Moose Population Dropping Rapidly
According to the associated press, moose calves are dying at unprecedented levels in New England, mostly because of the hordes of winter ticks — as many as 90,000 on one animal — that latch onto their bodies and drain their blood.
Those are the findings from a new study in the Canadian Journal of Zoology that looked at moose health over several years in New Hampshire and Maine. The study identified 125 calves that died from 2014 to 2016 in the two states and found that tick infestations caused nearly 90 percent of those deaths. Ticks were also impacting female adults, resulting in fewer calves being born and a decline in overall calving rates.
On average, they found 47,000 ticks on a calf. “For a calf, that is just death,” he said. “That leads to acute anemia. The analogy is that someone cuts your arm off and you didn’t stop the blood flow. Physiologically, you can’t deal with that. You have to replace that blood.” Maine’s moose population is thought to have fallen from 76,000 five years ago to between 60,000 and 70,000 today.
Frigid weather and extended snow cover once kept the ticks in check. But with climate change resulting in winters starting later and less snow in some places, winter ticks have more time to find their hosts. On top of that, these winter ticks appear to especially like moose, since the animals lack the grooming strategies of elk and deer that help remove the parasites. These winter ticks, compared to deer ticks, also never leave their host and live several feet above the ground, a perfect place to catch a ride.

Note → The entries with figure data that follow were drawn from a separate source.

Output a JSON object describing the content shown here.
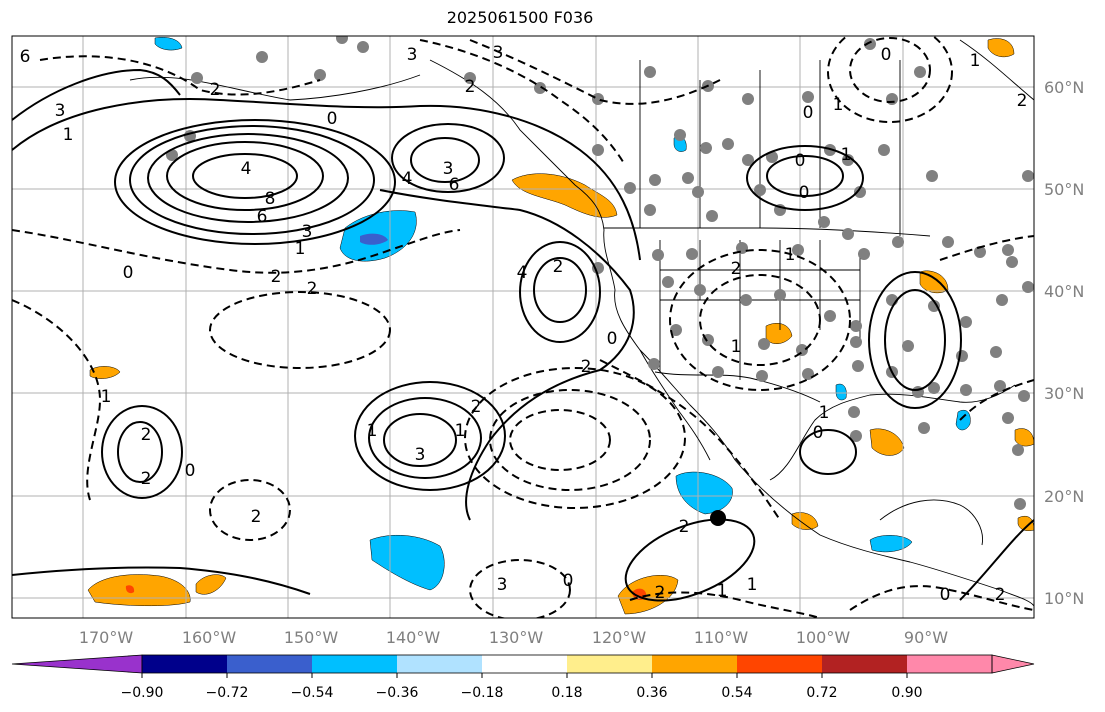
{
  "map": {
    "title": "2025061500 F036",
    "lon_ticks": [
      "170°W",
      "160°W",
      "150°W",
      "140°W",
      "130°W",
      "120°W",
      "110°W",
      "100°W",
      "90°W"
    ],
    "lat_ticks": [
      "60°N",
      "50°N",
      "40°N",
      "30°N",
      "20°N",
      "10°N"
    ],
    "contour_labels": [
      "6",
      "3",
      "1",
      "2",
      "0",
      "3",
      "4",
      "8",
      "6",
      "4",
      "3",
      "1",
      "0",
      "2",
      "2",
      "3",
      "6",
      "4",
      "2",
      "3",
      "2",
      "0",
      "2",
      "1",
      "2",
      "2",
      "3",
      "2",
      "1",
      "1",
      "0",
      "0",
      "3",
      "2",
      "2",
      "2",
      "1",
      "1",
      "0",
      "0",
      "0",
      "1",
      "1",
      "0",
      "1",
      "2",
      "1",
      "2",
      "1",
      "1",
      "0",
      "0",
      "2"
    ],
    "colors": {
      "contour": "#000000",
      "grid": "#b0b0b0",
      "coast": "#000000",
      "station_dot": "#808080",
      "tick_label": "#808080",
      "orange": "#ffa500",
      "red": "#ff4500",
      "light_blue": "#00bfff",
      "royal_blue": "#3a5fcd",
      "center_dot": "#000000"
    }
  },
  "colorbar": {
    "tick_labels": [
      "−0.90",
      "−0.72",
      "−0.54",
      "−0.36",
      "−0.18",
      "0.18",
      "0.36",
      "0.54",
      "0.72",
      "0.90"
    ],
    "segment_colors": [
      "#9932cc",
      "#00008b",
      "#3a5fcd",
      "#00bfff",
      "#b0e2ff",
      "#ffffff",
      "#ffee8c",
      "#ffa500",
      "#ff4500",
      "#b22222",
      "#ff88aa",
      "#ff88aa"
    ]
  }
}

Still, experts expect that moose will survive this parasitic onslaught and that their numbers will reach the point where there just aren’t enough animals to provide a stable food source for the ticks — thus causing the parasite population to fall and the moose numbers to rebound.
But not everyone is willing to let nature take its course. There is a vibrant debate within the conservation and hunting community over the role hunting can play in stabilizing the population.
In Maine, wildlife regulators increased the number of moose hunting permits by more than 20 percent this year. The moose hunt is taking place this month and next. And moose have shown decent survival rates in the far northern part of the state recently, the state Department of Inland Fisheries and Wildlife has said. But winter ticks and other parasites remain a problem in Maine.